There seems to be a certain amount of "euphemism treadmill" in Japanese pronouns, where they start off polite and drift downward in acceptability to be replaced by new ones. I have a grammar book from 1906 ("Hossfeld’s Japanese Grammar") which effectively documents some of that drift: for second person pronouns, apparently you could still get away with “addressing inferiors familiarly” with ‘kisama’ in 1906, so it hadn't yet dropped to the insult level it has now. ‘nushi’ is also listed, glossed ‘contemptuous’, and I don't think anybody uses 'nushi' as an insult today. ‘Anata’ and ‘omae’ are the 1906 recommended pronouns.
Korean also suffers from similar issues, where it's a bit more ridiculous: the textbook version of "polite" 2nd singular pronoun ("dangsin") has fallen so low that it's pretty much an insult now, and no other term has taken its place. As a result, modern Korean arguably does not have a polite 2nd person singular pronoun.
We somehow make do - it helps that Korean allows just omitting pronoun when the context is clear (same as Japanese).
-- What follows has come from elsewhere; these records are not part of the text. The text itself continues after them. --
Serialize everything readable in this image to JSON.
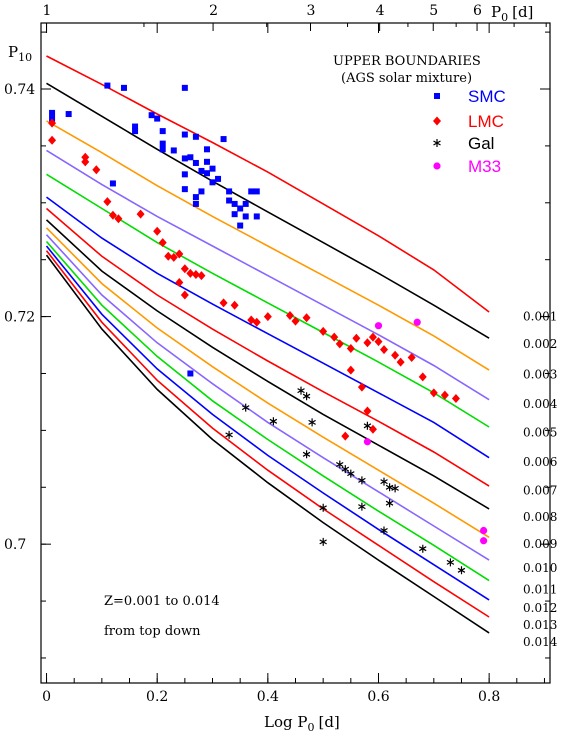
{
  "chart_data": {
    "type": "line",
    "title": "UPPER BOUNDARIES",
    "subtitle": "(AGS solar mixture)",
    "xlabel": "Log P",
    "xlabel_sub": "0",
    "xlabel_unit": "[d]",
    "ylabel": "P",
    "ylabel_sub": "10",
    "top_axis_label": "P",
    "top_axis_sub": "0",
    "top_axis_unit": "[d]",
    "xlim": [
      -0.01,
      0.91
    ],
    "ylim": [
      0.6878,
      0.7458
    ],
    "x_ticks": [
      "0",
      "0.2",
      "0.4",
      "0.6",
      "0.8"
    ],
    "x_tick_values": [
      0,
      0.2,
      0.4,
      0.6,
      0.8
    ],
    "y_ticks": [
      "0.7",
      "0.72",
      "0.74"
    ],
    "y_tick_values": [
      0.7,
      0.72,
      0.74
    ],
    "top_ticks": [
      "1",
      "2",
      "3",
      "4",
      "5",
      "6"
    ],
    "top_tick_values": [
      1,
      2,
      3,
      4,
      5,
      6
    ],
    "note_line1": "Z=0.001 to 0.014",
    "note_line2": "from top down",
    "x": [
      0.0,
      0.1,
      0.2,
      0.3,
      0.4,
      0.5,
      0.6,
      0.7,
      0.8
    ],
    "series": [
      {
        "name": "0.001",
        "color": "#ff0000",
        "values": [
          0.7429,
          0.7404,
          0.7378,
          0.7353,
          0.7327,
          0.7299,
          0.7271,
          0.7241,
          0.7204
        ]
      },
      {
        "name": "0.002",
        "color": "#000000",
        "values": [
          0.7405,
          0.7376,
          0.7347,
          0.7319,
          0.7292,
          0.7265,
          0.7238,
          0.721,
          0.7181
        ]
      },
      {
        "name": "0.003",
        "color": "#ff9900",
        "values": [
          0.7372,
          0.7344,
          0.7315,
          0.7288,
          0.7262,
          0.7236,
          0.721,
          0.7183,
          0.7153
        ]
      },
      {
        "name": "0.004",
        "color": "#8866ff",
        "values": [
          0.7346,
          0.7316,
          0.7288,
          0.7262,
          0.7236,
          0.721,
          0.7184,
          0.7157,
          0.7127
        ]
      },
      {
        "name": "0.005",
        "color": "#00dd00",
        "values": [
          0.7325,
          0.7295,
          0.7265,
          0.7238,
          0.7212,
          0.7186,
          0.716,
          0.7133,
          0.7103
        ]
      },
      {
        "name": "0.006",
        "color": "#0000ff",
        "values": [
          0.7305,
          0.7269,
          0.7238,
          0.7211,
          0.7185,
          0.7159,
          0.7133,
          0.7107,
          0.7076
        ]
      },
      {
        "name": "0.007",
        "color": "#ff0000",
        "values": [
          0.7295,
          0.7253,
          0.7219,
          0.7189,
          0.7161,
          0.7134,
          0.7108,
          0.7081,
          0.7051
        ]
      },
      {
        "name": "0.008",
        "color": "#000000",
        "values": [
          0.7285,
          0.724,
          0.7205,
          0.7173,
          0.7143,
          0.7114,
          0.7087,
          0.706,
          0.7031
        ]
      },
      {
        "name": "0.009",
        "color": "#ff9900",
        "values": [
          0.7278,
          0.7229,
          0.719,
          0.7156,
          0.7124,
          0.7094,
          0.7065,
          0.7036,
          0.7006
        ]
      },
      {
        "name": "0.010",
        "color": "#8866ff",
        "values": [
          0.7272,
          0.7219,
          0.7177,
          0.7141,
          0.7107,
          0.7076,
          0.7046,
          0.7016,
          0.6986
        ]
      },
      {
        "name": "0.011",
        "color": "#00dd00",
        "values": [
          0.7266,
          0.721,
          0.7165,
          0.7126,
          0.7092,
          0.706,
          0.7029,
          0.6999,
          0.6968
        ]
      },
      {
        "name": "0.012",
        "color": "#0000ff",
        "values": [
          0.7262,
          0.7202,
          0.7154,
          0.7114,
          0.7078,
          0.7045,
          0.7013,
          0.6982,
          0.6951
        ]
      },
      {
        "name": "0.013",
        "color": "#ff0000",
        "values": [
          0.7258,
          0.7195,
          0.7144,
          0.7102,
          0.7065,
          0.7031,
          0.6999,
          0.6967,
          0.6936
        ]
      },
      {
        "name": "0.014",
        "color": "#000000",
        "values": [
          0.7254,
          0.7189,
          0.7136,
          0.7092,
          0.7054,
          0.7019,
          0.6986,
          0.6954,
          0.6922
        ]
      }
    ],
    "scatter_series": [
      {
        "name": "SMC",
        "color": "#0000ff",
        "marker": "square",
        "points": [
          [
            0.01,
            0.7379
          ],
          [
            0.01,
            0.7374
          ],
          [
            0.04,
            0.7378
          ],
          [
            0.11,
            0.7403
          ],
          [
            0.14,
            0.7401
          ],
          [
            0.16,
            0.7367
          ],
          [
            0.16,
            0.7363
          ],
          [
            0.19,
            0.7377
          ],
          [
            0.2,
            0.7374
          ],
          [
            0.21,
            0.7363
          ],
          [
            0.21,
            0.7352
          ],
          [
            0.21,
            0.7347
          ],
          [
            0.23,
            0.7346
          ],
          [
            0.25,
            0.7401
          ],
          [
            0.25,
            0.736
          ],
          [
            0.25,
            0.7339
          ],
          [
            0.25,
            0.7325
          ],
          [
            0.25,
            0.7312
          ],
          [
            0.26,
            0.734
          ],
          [
            0.27,
            0.7358
          ],
          [
            0.27,
            0.7335
          ],
          [
            0.27,
            0.7305
          ],
          [
            0.27,
            0.7299
          ],
          [
            0.28,
            0.7328
          ],
          [
            0.28,
            0.731
          ],
          [
            0.29,
            0.7347
          ],
          [
            0.29,
            0.7336
          ],
          [
            0.29,
            0.7326
          ],
          [
            0.3,
            0.7318
          ],
          [
            0.3,
            0.733
          ],
          [
            0.31,
            0.7321
          ],
          [
            0.32,
            0.7356
          ],
          [
            0.33,
            0.731
          ],
          [
            0.33,
            0.7302
          ],
          [
            0.34,
            0.7299
          ],
          [
            0.34,
            0.729
          ],
          [
            0.35,
            0.7295
          ],
          [
            0.36,
            0.7299
          ],
          [
            0.36,
            0.7288
          ],
          [
            0.37,
            0.731
          ],
          [
            0.38,
            0.731
          ],
          [
            0.38,
            0.7288
          ],
          [
            0.35,
            0.728
          ],
          [
            0.12,
            0.7317
          ],
          [
            0.26,
            0.715
          ]
        ]
      },
      {
        "name": "LMC",
        "color": "#ff0000",
        "marker": "diamond",
        "points": [
          [
            0.01,
            0.737
          ],
          [
            0.01,
            0.7355
          ],
          [
            0.07,
            0.734
          ],
          [
            0.07,
            0.7336
          ],
          [
            0.09,
            0.7329
          ],
          [
            0.11,
            0.7301
          ],
          [
            0.12,
            0.7289
          ],
          [
            0.13,
            0.7286
          ],
          [
            0.17,
            0.729
          ],
          [
            0.2,
            0.7275
          ],
          [
            0.21,
            0.7265
          ],
          [
            0.22,
            0.7253
          ],
          [
            0.23,
            0.7252
          ],
          [
            0.24,
            0.7255
          ],
          [
            0.25,
            0.7242
          ],
          [
            0.26,
            0.7238
          ],
          [
            0.27,
            0.7237
          ],
          [
            0.28,
            0.7236
          ],
          [
            0.24,
            0.723
          ],
          [
            0.25,
            0.7219
          ],
          [
            0.32,
            0.7212
          ],
          [
            0.34,
            0.721
          ],
          [
            0.37,
            0.7197
          ],
          [
            0.38,
            0.7195
          ],
          [
            0.4,
            0.72
          ],
          [
            0.44,
            0.7201
          ],
          [
            0.45,
            0.7196
          ],
          [
            0.47,
            0.7199
          ],
          [
            0.5,
            0.7187
          ],
          [
            0.52,
            0.7182
          ],
          [
            0.53,
            0.7176
          ],
          [
            0.55,
            0.7172
          ],
          [
            0.56,
            0.7181
          ],
          [
            0.58,
            0.7177
          ],
          [
            0.59,
            0.7182
          ],
          [
            0.6,
            0.7178
          ],
          [
            0.61,
            0.7171
          ],
          [
            0.63,
            0.7166
          ],
          [
            0.64,
            0.716
          ],
          [
            0.66,
            0.7164
          ],
          [
            0.68,
            0.7147
          ],
          [
            0.7,
            0.7133
          ],
          [
            0.72,
            0.7131
          ],
          [
            0.74,
            0.7128
          ],
          [
            0.55,
            0.7153
          ],
          [
            0.57,
            0.7138
          ],
          [
            0.58,
            0.7117
          ],
          [
            0.59,
            0.7101
          ],
          [
            0.54,
            0.7095
          ]
        ]
      },
      {
        "name": "Gal",
        "color": "#000000",
        "marker": "star",
        "points": [
          [
            0.33,
            0.7096
          ],
          [
            0.36,
            0.712
          ],
          [
            0.41,
            0.7108
          ],
          [
            0.46,
            0.7135
          ],
          [
            0.47,
            0.713
          ],
          [
            0.48,
            0.7107
          ],
          [
            0.47,
            0.7079
          ],
          [
            0.53,
            0.707
          ],
          [
            0.54,
            0.7066
          ],
          [
            0.55,
            0.7062
          ],
          [
            0.57,
            0.7056
          ],
          [
            0.57,
            0.7033
          ],
          [
            0.61,
            0.7055
          ],
          [
            0.62,
            0.705
          ],
          [
            0.63,
            0.7049
          ],
          [
            0.61,
            0.7012
          ],
          [
            0.62,
            0.7036
          ],
          [
            0.68,
            0.6996
          ],
          [
            0.73,
            0.6984
          ],
          [
            0.75,
            0.6977
          ],
          [
            0.5,
            0.7002
          ],
          [
            0.5,
            0.7032
          ],
          [
            0.58,
            0.7104
          ]
        ]
      },
      {
        "name": "M33",
        "color": "#ff00ff",
        "marker": "circle",
        "points": [
          [
            0.6,
            0.7192
          ],
          [
            0.67,
            0.7195
          ],
          [
            0.58,
            0.709
          ],
          [
            0.79,
            0.7012
          ],
          [
            0.79,
            0.7003
          ]
        ]
      }
    ]
  }
}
主(nushi) has wrapped back around to being more on the polite side, though I get the impression it's used more by older people. There's also phrases like 持ち主(mochi-nushi -- person who is a holder of something) that have ossified the pronoun so it probably won't go away entirely for a while.
I think the reason for the rotation of pronouns is because people start using them sarcastically which means it's no longer seen as respectful, and so new pronouns become necessary.